Polymer nano-films and nano-composites are used in a wide variety of applications from food packaging to sports equipment to automotive and aerospace applications. Thermal analysis is routinely used to analyze materials for these applications, but the growing trend to use nanostructured materials has made bulk techniques insufficient.
In recent years an atomic force microscope-based technique called nanoscale thermal analysis (nanoTA) has been employed to reveal the temperature-dependent properties of materials at the sub-100 nm scale. Typically, nanothermal analysis works best for soft polymers. Researchers at the University of Illinois at Urbana-Champaign and Anasys Instruments, Inc. have now shown that they can perform nanoscale thermal analysis on stiff materials like epoxies and filled composites.

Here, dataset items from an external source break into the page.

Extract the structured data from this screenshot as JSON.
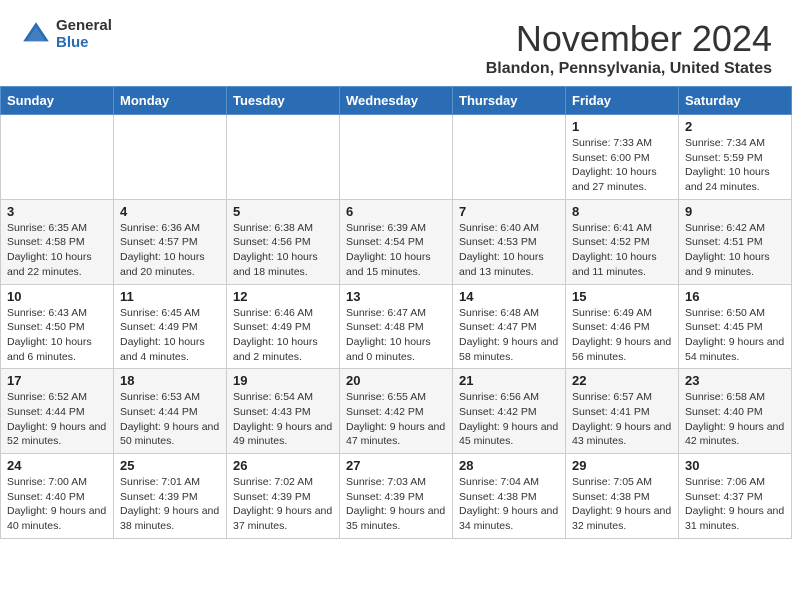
{
  "header": {
    "logo_general": "General",
    "logo_blue": "Blue",
    "month_title": "November 2024",
    "location": "Blandon, Pennsylvania, United States"
  },
  "weekdays": [
    "Sunday",
    "Monday",
    "Tuesday",
    "Wednesday",
    "Thursday",
    "Friday",
    "Saturday"
  ],
  "weeks": [
    [
      {
        "day": "",
        "sunrise": "",
        "sunset": "",
        "daylight": ""
      },
      {
        "day": "",
        "sunrise": "",
        "sunset": "",
        "daylight": ""
      },
      {
        "day": "",
        "sunrise": "",
        "sunset": "",
        "daylight": ""
      },
      {
        "day": "",
        "sunrise": "",
        "sunset": "",
        "daylight": ""
      },
      {
        "day": "",
        "sunrise": "",
        "sunset": "",
        "daylight": ""
      },
      {
        "day": "1",
        "sunrise": "Sunrise: 7:33 AM",
        "sunset": "Sunset: 6:00 PM",
        "daylight": "Daylight: 10 hours and 27 minutes."
      },
      {
        "day": "2",
        "sunrise": "Sunrise: 7:34 AM",
        "sunset": "Sunset: 5:59 PM",
        "daylight": "Daylight: 10 hours and 24 minutes."
      }
    ],
    [
      {
        "day": "3",
        "sunrise": "Sunrise: 6:35 AM",
        "sunset": "Sunset: 4:58 PM",
        "daylight": "Daylight: 10 hours and 22 minutes."
      },
      {
        "day": "4",
        "sunrise": "Sunrise: 6:36 AM",
        "sunset": "Sunset: 4:57 PM",
        "daylight": "Daylight: 10 hours and 20 minutes."
      },
      {
        "day": "5",
        "sunrise": "Sunrise: 6:38 AM",
        "sunset": "Sunset: 4:56 PM",
        "daylight": "Daylight: 10 hours and 18 minutes."
      },
      {
        "day": "6",
        "sunrise": "Sunrise: 6:39 AM",
        "sunset": "Sunset: 4:54 PM",
        "daylight": "Daylight: 10 hours and 15 minutes."
      },
      {
        "day": "7",
        "sunrise": "Sunrise: 6:40 AM",
        "sunset": "Sunset: 4:53 PM",
        "daylight": "Daylight: 10 hours and 13 minutes."
      },
      {
        "day": "8",
        "sunrise": "Sunrise: 6:41 AM",
        "sunset": "Sunset: 4:52 PM",
        "daylight": "Daylight: 10 hours and 11 minutes."
      },
      {
        "day": "9",
        "sunrise": "Sunrise: 6:42 AM",
        "sunset": "Sunset: 4:51 PM",
        "daylight": "Daylight: 10 hours and 9 minutes."
      }
    ],
    [
      {
        "day": "10",
        "sunrise": "Sunrise: 6:43 AM",
        "sunset": "Sunset: 4:50 PM",
        "daylight": "Daylight: 10 hours and 6 minutes."
      },
      {
        "day": "11",
        "sunrise": "Sunrise: 6:45 AM",
        "sunset": "Sunset: 4:49 PM",
        "daylight": "Daylight: 10 hours and 4 minutes."
      },
      {
        "day": "12",
        "sunrise": "Sunrise: 6:46 AM",
        "sunset": "Sunset: 4:49 PM",
        "daylight": "Daylight: 10 hours and 2 minutes."
      },
      {
        "day": "13",
        "sunrise": "Sunrise: 6:47 AM",
        "sunset": "Sunset: 4:48 PM",
        "daylight": "Daylight: 10 hours and 0 minutes."
      },
      {
        "day": "14",
        "sunrise": "Sunrise: 6:48 AM",
        "sunset": "Sunset: 4:47 PM",
        "daylight": "Daylight: 9 hours and 58 minutes."
      },
      {
        "day": "15",
        "sunrise": "Sunrise: 6:49 AM",
        "sunset": "Sunset: 4:46 PM",
        "daylight": "Daylight: 9 hours and 56 minutes."
      },
      {
        "day": "16",
        "sunrise": "Sunrise: 6:50 AM",
        "sunset": "Sunset: 4:45 PM",
        "daylight": "Daylight: 9 hours and 54 minutes."
      }
    ],
    [
      {
        "day": "17",
        "sunrise": "Sunrise: 6:52 AM",
        "sunset": "Sunset: 4:44 PM",
        "daylight": "Daylight: 9 hours and 52 minutes."
      },
      {
        "day": "18",
        "sunrise": "Sunrise: 6:53 AM",
        "sunset": "Sunset: 4:44 PM",
        "daylight": "Daylight: 9 hours and 50 minutes."
      },
      {
        "day": "19",
        "sunrise": "Sunrise: 6:54 AM",
        "sunset": "Sunset: 4:43 PM",
        "daylight": "Daylight: 9 hours and 49 minutes."
      },
      {
        "day": "20",
        "sunrise": "Sunrise: 6:55 AM",
        "sunset": "Sunset: 4:42 PM",
        "daylight": "Daylight: 9 hours and 47 minutes."
      },
      {
        "day": "21",
        "sunrise": "Sunrise: 6:56 AM",
        "sunset": "Sunset: 4:42 PM",
        "daylight": "Daylight: 9 hours and 45 minutes."
      },
      {
        "day": "22",
        "sunrise": "Sunrise: 6:57 AM",
        "sunset": "Sunset: 4:41 PM",
        "daylight": "Daylight: 9 hours and 43 minutes."
      },
      {
        "day": "23",
        "sunrise": "Sunrise: 6:58 AM",
        "sunset": "Sunset: 4:40 PM",
        "daylight": "Daylight: 9 hours and 42 minutes."
      }
    ],
    [
      {
        "day": "24",
        "sunrise": "Sunrise: 7:00 AM",
        "sunset": "Sunset: 4:40 PM",
        "daylight": "Daylight: 9 hours and 40 minutes."
      },
      {
        "day": "25",
        "sunrise": "Sunrise: 7:01 AM",
        "sunset": "Sunset: 4:39 PM",
        "daylight": "Daylight: 9 hours and 38 minutes."
      },
      {
        "day": "26",
        "sunrise": "Sunrise: 7:02 AM",
        "sunset": "Sunset: 4:39 PM",
        "daylight": "Daylight: 9 hours and 37 minutes."
      },
      {
        "day": "27",
        "sunrise": "Sunrise: 7:03 AM",
        "sunset": "Sunset: 4:39 PM",
        "daylight": "Daylight: 9 hours and 35 minutes."
      },
      {
        "day": "28",
        "sunrise": "Sunrise: 7:04 AM",
        "sunset": "Sunset: 4:38 PM",
        "daylight": "Daylight: 9 hours and 34 minutes."
      },
      {
        "day": "29",
        "sunrise": "Sunrise: 7:05 AM",
        "sunset": "Sunset: 4:38 PM",
        "daylight": "Daylight: 9 hours and 32 minutes."
      },
      {
        "day": "30",
        "sunrise": "Sunrise: 7:06 AM",
        "sunset": "Sunset: 4:37 PM",
        "daylight": "Daylight: 9 hours and 31 minutes."
      }
    ]
  ]
}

"This new technique lets us measure temperature and frequency-dependent properties of materials rapidly over a wide bandwidth," noted William King, the College of Engineering Bliss Professor in the Department of Mechanical Science and Engineering at Illinois, who led the research. The technique works by flowing a current around the U-shaped arms of a self-heating atomic force microscope (AFM) cantilever and interacting that current with a magnetic field. The magnetic field allows the tip-sample force to be modulated right near the tip of the AFM.
This is the atomic force microscope with an integrated heater actuated using Lorentz forces.
(Photo Credit: William King)
"We are able to achieve nanometer-scale force control that is independent from the heating temperature," according to Byeonghee Lee, first author of the paper.
"Conventional nanothermal analysis has struggled with highly filled, highly crosslinked materials and sub-100 nm thin films. This new technique has allowed us to reliably measure and map glass transitions and melting transions on classes of materials that were previously very challenging," said Craig Prater, chief technology officer at Anasys Instruments and co-author on the paper.
The paper title is "Magnetic Actuation of a Heated Atomic Force Microscope Cantilever using Lorentz Force," and was published in the journal Nanotechnology (doi:10.1088/0957-4484/23/5/055709).